Financing

Why Taco Bell thinks it can get just as big as McDonald's

The Mexican fast-food chain, the nation’s fourth-largest restaurant brand, believes there’s “no reason” it can’t have the same number of restaurants in the U.S. as the Golden Arches.
Taco Bell U.S. growth
Taco Bell believes it can add another 6,000 units in the U.S. | Photo: Shutterstock.

Taco Bell wants to get bigger in the U.S. And it has a goal: McDonald’s.

The Mexican fast-food chain, the fourth-largest brand in the U.S. according to Restaurant Business sister company Technomic, believes it can grow domestically through unit development and building in-store sales. In both cases, it is looking to the largest chain in the U.S. as its gold standard.
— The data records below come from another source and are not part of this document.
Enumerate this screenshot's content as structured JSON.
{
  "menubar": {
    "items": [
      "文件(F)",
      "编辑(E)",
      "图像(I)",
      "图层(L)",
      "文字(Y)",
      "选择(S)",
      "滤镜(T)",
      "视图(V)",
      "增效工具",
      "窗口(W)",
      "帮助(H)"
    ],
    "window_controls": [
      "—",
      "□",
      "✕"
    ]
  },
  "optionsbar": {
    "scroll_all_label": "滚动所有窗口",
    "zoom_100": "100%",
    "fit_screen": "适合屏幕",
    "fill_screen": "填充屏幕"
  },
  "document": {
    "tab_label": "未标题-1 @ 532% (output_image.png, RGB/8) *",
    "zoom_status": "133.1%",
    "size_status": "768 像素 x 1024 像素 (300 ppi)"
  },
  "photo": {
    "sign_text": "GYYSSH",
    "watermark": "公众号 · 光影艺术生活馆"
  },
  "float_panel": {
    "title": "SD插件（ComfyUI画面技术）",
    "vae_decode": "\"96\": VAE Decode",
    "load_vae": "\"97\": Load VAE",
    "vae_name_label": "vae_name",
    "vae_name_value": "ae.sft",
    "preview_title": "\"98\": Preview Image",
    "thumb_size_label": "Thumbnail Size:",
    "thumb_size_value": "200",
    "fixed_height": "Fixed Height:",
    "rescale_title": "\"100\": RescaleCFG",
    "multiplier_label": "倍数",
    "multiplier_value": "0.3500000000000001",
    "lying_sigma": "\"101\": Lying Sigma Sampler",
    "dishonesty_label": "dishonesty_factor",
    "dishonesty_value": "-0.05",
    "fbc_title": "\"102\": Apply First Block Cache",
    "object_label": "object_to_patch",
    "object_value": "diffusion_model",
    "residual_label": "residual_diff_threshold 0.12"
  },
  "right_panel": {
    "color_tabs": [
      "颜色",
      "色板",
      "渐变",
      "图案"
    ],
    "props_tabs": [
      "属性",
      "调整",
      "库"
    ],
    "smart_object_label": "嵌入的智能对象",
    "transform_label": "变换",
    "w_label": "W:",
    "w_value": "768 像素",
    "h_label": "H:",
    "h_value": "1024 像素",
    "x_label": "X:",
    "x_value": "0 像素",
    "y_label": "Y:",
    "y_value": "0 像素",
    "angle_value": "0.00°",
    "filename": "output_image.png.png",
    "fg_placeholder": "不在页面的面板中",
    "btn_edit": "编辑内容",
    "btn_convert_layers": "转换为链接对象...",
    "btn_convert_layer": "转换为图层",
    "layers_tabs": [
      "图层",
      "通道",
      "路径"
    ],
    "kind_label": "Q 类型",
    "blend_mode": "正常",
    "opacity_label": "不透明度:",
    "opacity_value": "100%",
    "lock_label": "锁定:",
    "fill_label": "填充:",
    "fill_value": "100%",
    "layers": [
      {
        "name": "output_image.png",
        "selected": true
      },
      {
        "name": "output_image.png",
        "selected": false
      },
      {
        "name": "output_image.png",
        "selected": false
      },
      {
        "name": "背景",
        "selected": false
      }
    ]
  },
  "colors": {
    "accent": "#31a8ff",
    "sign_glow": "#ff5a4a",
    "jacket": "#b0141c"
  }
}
“We think there’s going to be thousands more Taco Bells in the U.S.,” Chris Turner, CFO of Taco Bell parent company Yum Brands, told the Bank of America and NYSE European Investor Conference on Tuesday, according to a transcript on the financial services site Sentieo/AlphaSense.

“If you look at one of our leading competitors in the U.S., they’ve got 13,000, 14,000 restaurants,” he added. (McDonald’s operates 13,400 locations domestically.) “We’re just a little over half that. There’s no reason we can’t have the same number of restaurants in the U.S.”

Turner said that the company has strong unit economics and a good development pace. Taco Bell did add new locations at a healthy clip, opening a net 196 locations in 2022—2.8% unit growth, according to Technomic. It opened more locations than all but four restaurant chains last year.

“We’d like to continue to accelerate that,” Turner said.

But the company’s growth would also come within existing restaurants. And that’s where Turner’s comments get interesting. “We have good breakfast and lunch business,” he said. “But if you compare it to a couple of our competitors, if we could get the same penetration as lunch as they have, there’s $1 million per-store opportunity there.”

McDonald’s and Taco Bell aren’t thought of as direct competitors. Taco Bell likes to consider itself as a “category of one,” with no major direct competitors.

But the brands do compete to the extent that they’re targeting consumers in need of a convenient meal. And though Taco Bell is one of the four largest chains in the U.S., it has a ways to go before it can match its larger rival. McDonald’s operates 6,000 more restaurants than Taco Bell. And a typical McDonald’s location generates an additional $1.7 million in revenue per year.

Or, put it another way: Taco Bell would have to add sales the equivalent of a typical Popeyes location to catch McDonald’s.

Still, the comments are indicative of what the Mexican fast-food chain is thinking. If it can match Yum Brands’ goals, the company would generate another $25.7 billion in U.S. system sales.

“Their strategies are focused on … driving accelerated same-store sales growth over the long haul in Taco Bell U.S.,” Turner said.

But Taco Bell isn’t just focused on the U.S. The brand wants to grow in international markets. It is concentrating on building a presence in individual global markets, rather than just adding a few stores here and there. The brand now has more than 1,000 restaurants outside the U.S., including four markets where it operates 100 locations apiece.

The strategy helps the brand ramp up enough to do more marketing. “Taco Bell, it takes a little more trial,” Turner said. “Our old strategy, we were opening a couple of restaurants here, a couple of restaurants there. But that lack of scale prevented us from doing the kind of marketing we needed to do to tell the Taco Bell brand story. That’s why we shifted the strategy to get to 100 units.”